Baked Baby Bull Shark Found 30 Miles From Coast: 'Nature at Her Most Extreme'

A "baked baby bull shark" has been found over 30 miles from the nearest coast in Australia's Northern Territory.

Dr. Leonardo Guida, a shark scientist with the Australian Marine Conservation Society, said the find was an example of "nature at her most extreme," saying he had never seen anything like this before.

The bull shark was found in September along the Daly river region on some muddy flats of a billabong that was drying up, Guida told Newsweek. He estimates it had been there a few weeks when it was found, saying temperatures in the region at the time were around 95 degrees Fahrenheit.

A billabong is an isolated pond left over after a flood or when a river changes course. In Australia, billabongs form seasonally, filling with water but then drying up as temperatures rise.

Guida said billabongs can dry up very quickly if they are shallow.

bull shark
The baby bull shark was found over 30 miles from the nearest coast. AMCS/L.Guida

He posted the pictures of the bull shark to Twitter, saying: "You know life on earth is extreme when you find a baked baby bull shark in a remote, isolated & shrinking billabong that's km's from the main river & some 80km upstream from the coast."

Bull sharks spend the first few years of their lives in rivers in tropical and subtropical parts of the world. They move out to sea as they get older, but return to river systems to give birth. They can exist for long periods in freshwater.

"As the floodwaters recede from the wet season rains, some bull sharks—like this one—don't make it back to the main river in time and can get trapped in billabongs, having to wait for the next wet season to bring the floods," he told Newsweek. "Unfortunately this bull shark chose the wrong billabong."

Guida said that based on its size, this bull shark was one year old at most. They are between 1.5 and 2 feet when they are born and can reach up to 11 feet when fully grown.

bull shark
It is thought the shark got stuck in a billabong that dried up as temperatures in Australia increased. AMCS/L.Guida

Finding one in this condition, he said, was unusual. "Any other time I've seen any kind of shark dried up it's either been decomposing on a beach somewhere or in a market." he said. "When you think of how remote and far from the coast this bull shark is, you realize it's quite an amazing example of nature at her most extreme in nearly every sense."

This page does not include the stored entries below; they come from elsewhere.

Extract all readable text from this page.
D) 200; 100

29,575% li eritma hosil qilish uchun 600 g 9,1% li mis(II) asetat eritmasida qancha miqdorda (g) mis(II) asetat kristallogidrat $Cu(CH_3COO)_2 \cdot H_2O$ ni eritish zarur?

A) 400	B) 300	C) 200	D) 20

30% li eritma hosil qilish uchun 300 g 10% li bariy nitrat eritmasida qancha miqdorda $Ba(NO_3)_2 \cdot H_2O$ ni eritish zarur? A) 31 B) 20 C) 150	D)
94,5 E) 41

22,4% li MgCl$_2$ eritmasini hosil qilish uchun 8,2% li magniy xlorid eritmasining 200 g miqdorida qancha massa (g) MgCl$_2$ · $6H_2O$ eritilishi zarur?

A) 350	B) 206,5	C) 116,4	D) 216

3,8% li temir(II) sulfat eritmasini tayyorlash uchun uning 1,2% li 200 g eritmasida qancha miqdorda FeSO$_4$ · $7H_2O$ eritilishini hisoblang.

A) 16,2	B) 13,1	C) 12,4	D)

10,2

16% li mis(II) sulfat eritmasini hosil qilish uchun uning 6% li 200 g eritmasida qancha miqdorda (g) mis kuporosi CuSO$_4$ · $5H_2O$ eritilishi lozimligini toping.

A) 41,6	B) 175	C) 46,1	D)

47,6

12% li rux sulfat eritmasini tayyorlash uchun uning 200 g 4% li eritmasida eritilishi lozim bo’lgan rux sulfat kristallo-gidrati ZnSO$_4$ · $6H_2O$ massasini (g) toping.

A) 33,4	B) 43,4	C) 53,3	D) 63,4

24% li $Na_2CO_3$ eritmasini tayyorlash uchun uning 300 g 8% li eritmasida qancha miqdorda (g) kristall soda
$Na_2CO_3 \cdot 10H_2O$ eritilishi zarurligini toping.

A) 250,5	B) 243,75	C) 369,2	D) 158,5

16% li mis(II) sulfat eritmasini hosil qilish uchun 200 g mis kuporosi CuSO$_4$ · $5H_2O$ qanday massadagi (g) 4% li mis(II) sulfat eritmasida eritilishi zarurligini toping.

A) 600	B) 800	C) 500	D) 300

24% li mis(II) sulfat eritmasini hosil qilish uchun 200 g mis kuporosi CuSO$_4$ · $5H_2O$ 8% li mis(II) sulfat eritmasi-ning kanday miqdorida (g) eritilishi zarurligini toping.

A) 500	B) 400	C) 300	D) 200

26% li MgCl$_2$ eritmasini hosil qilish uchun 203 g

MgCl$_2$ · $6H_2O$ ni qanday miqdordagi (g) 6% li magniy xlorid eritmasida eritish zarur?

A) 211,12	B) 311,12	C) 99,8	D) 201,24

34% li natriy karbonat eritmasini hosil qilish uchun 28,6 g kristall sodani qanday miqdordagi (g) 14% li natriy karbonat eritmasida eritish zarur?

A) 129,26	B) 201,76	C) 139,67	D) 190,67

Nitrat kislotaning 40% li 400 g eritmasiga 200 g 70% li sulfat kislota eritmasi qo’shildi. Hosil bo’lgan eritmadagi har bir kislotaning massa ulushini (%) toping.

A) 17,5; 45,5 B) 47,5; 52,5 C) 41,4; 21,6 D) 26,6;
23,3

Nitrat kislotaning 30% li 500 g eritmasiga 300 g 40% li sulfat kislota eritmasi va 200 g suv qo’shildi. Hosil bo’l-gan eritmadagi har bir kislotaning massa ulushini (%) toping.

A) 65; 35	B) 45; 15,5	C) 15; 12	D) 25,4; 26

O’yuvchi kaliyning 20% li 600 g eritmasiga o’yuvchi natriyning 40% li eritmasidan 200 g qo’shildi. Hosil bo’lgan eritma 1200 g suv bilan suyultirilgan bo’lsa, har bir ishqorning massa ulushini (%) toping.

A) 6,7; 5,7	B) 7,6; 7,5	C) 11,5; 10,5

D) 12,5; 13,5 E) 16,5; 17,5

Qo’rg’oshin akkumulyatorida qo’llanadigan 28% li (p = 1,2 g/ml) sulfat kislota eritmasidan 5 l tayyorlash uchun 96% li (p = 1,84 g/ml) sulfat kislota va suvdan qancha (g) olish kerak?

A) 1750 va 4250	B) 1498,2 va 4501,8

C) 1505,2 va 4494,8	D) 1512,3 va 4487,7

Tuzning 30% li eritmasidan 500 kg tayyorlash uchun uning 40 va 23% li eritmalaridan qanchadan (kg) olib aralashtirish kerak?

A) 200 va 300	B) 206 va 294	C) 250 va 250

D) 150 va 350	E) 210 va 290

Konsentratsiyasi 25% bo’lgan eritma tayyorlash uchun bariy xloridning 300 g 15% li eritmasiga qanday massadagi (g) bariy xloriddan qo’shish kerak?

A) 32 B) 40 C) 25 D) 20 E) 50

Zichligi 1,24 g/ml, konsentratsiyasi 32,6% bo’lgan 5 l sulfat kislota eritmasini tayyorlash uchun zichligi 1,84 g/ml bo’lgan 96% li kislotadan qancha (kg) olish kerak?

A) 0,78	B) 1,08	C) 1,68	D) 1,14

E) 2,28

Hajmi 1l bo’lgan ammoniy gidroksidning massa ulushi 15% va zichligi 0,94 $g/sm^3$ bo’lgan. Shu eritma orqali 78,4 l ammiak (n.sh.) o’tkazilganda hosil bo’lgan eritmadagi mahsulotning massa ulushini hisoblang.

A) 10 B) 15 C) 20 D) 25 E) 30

Bull sharks are listed as vulnerable by the IUCN Red List and their population is decreasing. The biggest threats facing them are commercial and recreational fishing. The Australian government also permits their killing as part of protection programs for bathers.

However, the species is also at risk from climate change and human influence on the landscape. "In northern Australia in particular, there are currently proposals to extract floodplain waters to support farming and mining industries," Guida said. "Alterations to water flows and regimes, compounded by the effects of climate change, are going to ultimately affect how much and for how long suitable habitat is available."